Additionally, urban and community gardens are springing up. Less than a mile from me is a 3-acre fruit orchard on land that used to house blue-collar GM workers. Various grants have set up programs that hire high-school-age kids in summer to work on community gardens and sell produce at the Flint Farmers Market (which is a really wonderful market.) Also, the county Land Bank has a "side lot" program that allows homeowners current on their property taxes to buy vacant city lots adjacent to their property for as little as $25.00 per typical 50x140' lot (not a typo.)
I bought my house on two city lots for so little money I'm embarrassed to say, and two years ago bought the adjacent two lots for $65.00 each (the lots tend to go for the cost of annual property taxes for an empty lot, which in Flint is still really low, a bit higher where I live), which gives me close to a half-acre, with woods on the north side of the property and a neighbor across the street with a similar-sized lot, near where the road dead-ends into more woods and a swamp. So while it's technically "urban" where I now live it feels almost rural! We get the occasional deer, snapping turtle and wild turkey as well as the usual urban wildlife - skunks, possums, groundhogs, frogs and toads, lots of birds. But I'm still a few miles from all sorts of major shopping, about a mile from the Interstate, a mile from a cool lake/beach and the Flint River Trail and still benefit from township services.

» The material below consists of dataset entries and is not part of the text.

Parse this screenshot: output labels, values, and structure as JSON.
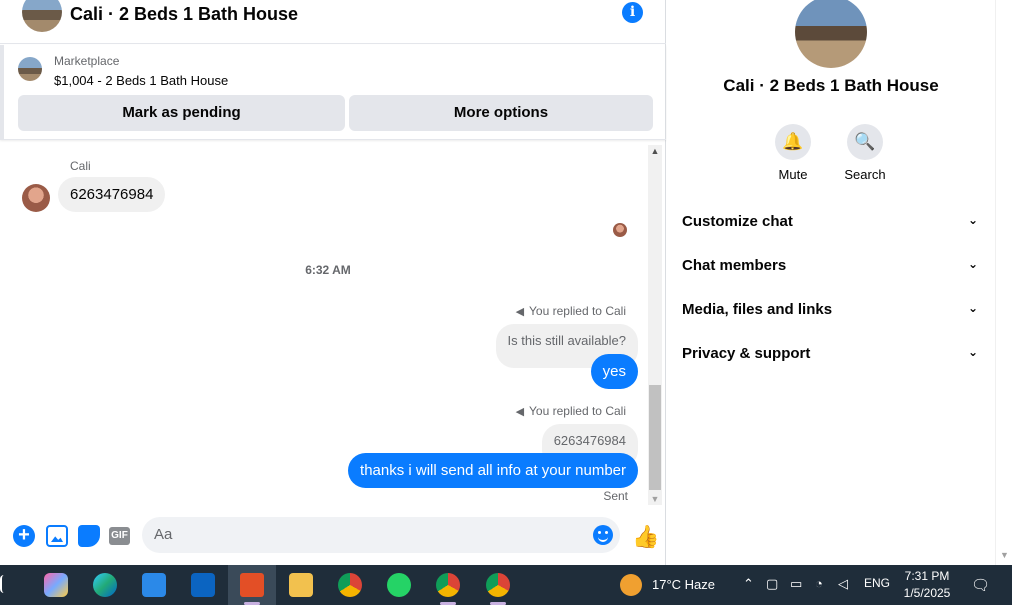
{
  "chat": {
    "header_title": "Cali · 2 Beds 1 Bath House",
    "marketplace_label": "Marketplace",
    "listing": "$1,004 - 2 Beds 1 Bath House",
    "mark_pending": "Mark as pending",
    "more_options": "More options",
    "sender_name": "Cali",
    "incoming_message": "6263476984",
    "timestamp": "6:32 AM",
    "reply1_label": "You replied to Cali",
    "reply1_quoted": "Is this still available?",
    "reply1_message": "yes",
    "reply2_label": "You replied to Cali",
    "reply2_quoted": "6263476984",
    "reply2_message": "thanks i will send all info at your number",
    "sent_status": "Sent",
    "composer_placeholder": "Aa"
  },
  "info_panel": {
    "title": "Cali · 2 Beds 1 Bath House",
    "mute": "Mute",
    "search": "Search",
    "sections": [
      "Customize chat",
      "Chat members",
      "Media, files and links",
      "Privacy & support"
    ]
  },
  "taskbar": {
    "weather": "17°C  Haze",
    "language": "ENG",
    "time": "7:31 PM",
    "date": "1/5/2025"
  },
  "colors": {
    "accent": "#0a7cff",
    "bubble_gray": "#f0f0f0",
    "taskbar": "#1f2d3a"
  },
  "icons": [
    "info-icon",
    "plus-icon",
    "photo-icon",
    "sticker-icon",
    "gif-icon",
    "emoji-icon",
    "like-icon",
    "bell-icon",
    "search-icon",
    "chevron-down-icon",
    "reply-arrow-icon"
  ]
}
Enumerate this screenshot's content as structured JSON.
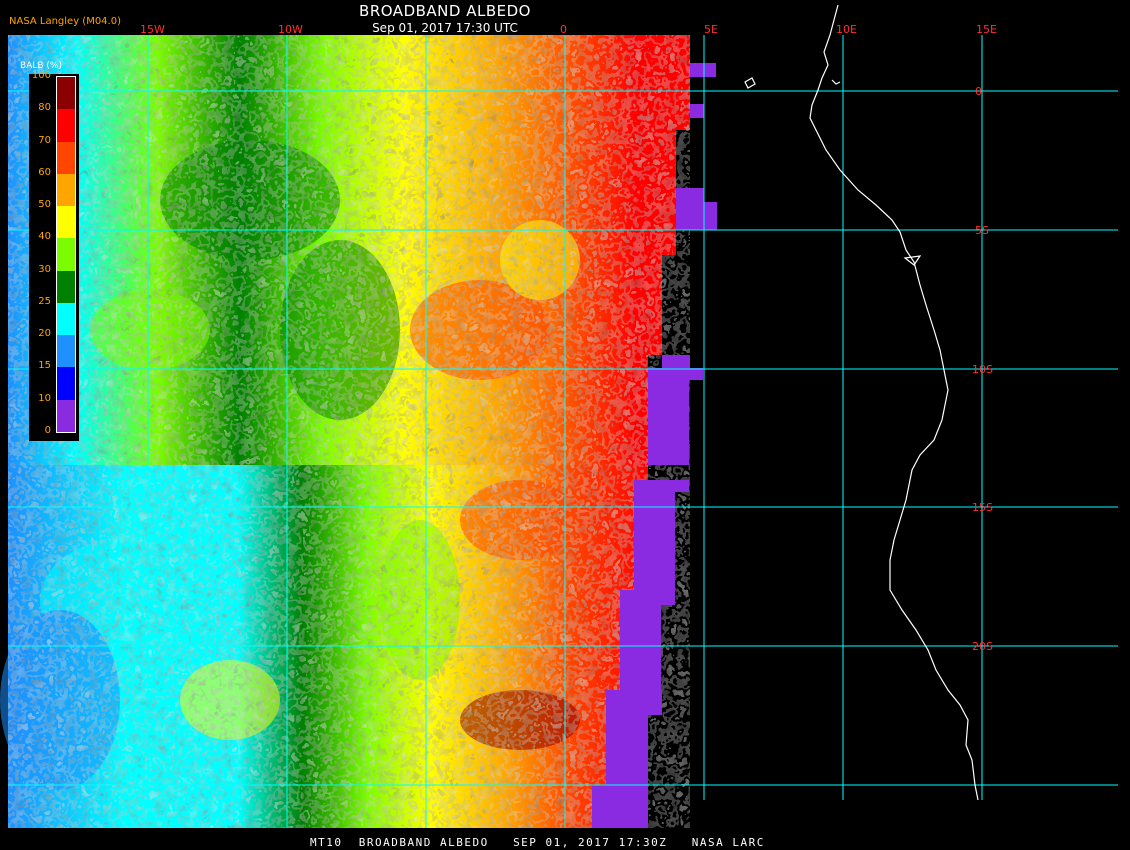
{
  "title": "BROADBAND ALBEDO",
  "subtitle": "Sep 01, 2017 17:30 UTC",
  "credit": "NASA Langley (M04.0)",
  "footer": "MT10  BROADBAND ALBEDO   SEP 01, 2017 17:30Z   NASA LARC",
  "legend": {
    "title": "BALB (%)",
    "labels": [
      "0",
      "10",
      "15",
      "20",
      "25",
      "30",
      "40",
      "50",
      "60",
      "70",
      "80",
      "100"
    ],
    "colors": [
      "#8a2be2",
      "#0000ff",
      "#1e90ff",
      "#00ffff",
      "#008000",
      "#7cfc00",
      "#ffff00",
      "#ffa500",
      "#ff4500",
      "#ff0000",
      "#8b0000"
    ]
  },
  "lon_labels": [
    "15W",
    "10W",
    "0",
    "5E",
    "10E",
    "15E"
  ],
  "lat_labels": [
    "0",
    "5S",
    "10S",
    "15S",
    "20S"
  ],
  "colors": {
    "grid": "#00ffff",
    "coast": "#ffffff",
    "tick_label": "#ff3030",
    "background": "#000000",
    "nodata": "#8a2be2"
  }
}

So I guess what I am saying is, it's not all horrible in or near the Incredible Shrinking Cities.
For those who don't have a lot of disposable income to buy a fancy house in the 'burbs, or who don't want to live in the 'burbs but can't afford a real country place, and can make the job thing work, it's really an OK deal.
And I am eying several houses I've seen in the last week with irises, lilies, hostas, groundcover and other plants I'm going to keep in mind for possible early morning plant raids.
I don't usually do work in the city but find myself driving really slowly and checking out the foliage around abandoned houses.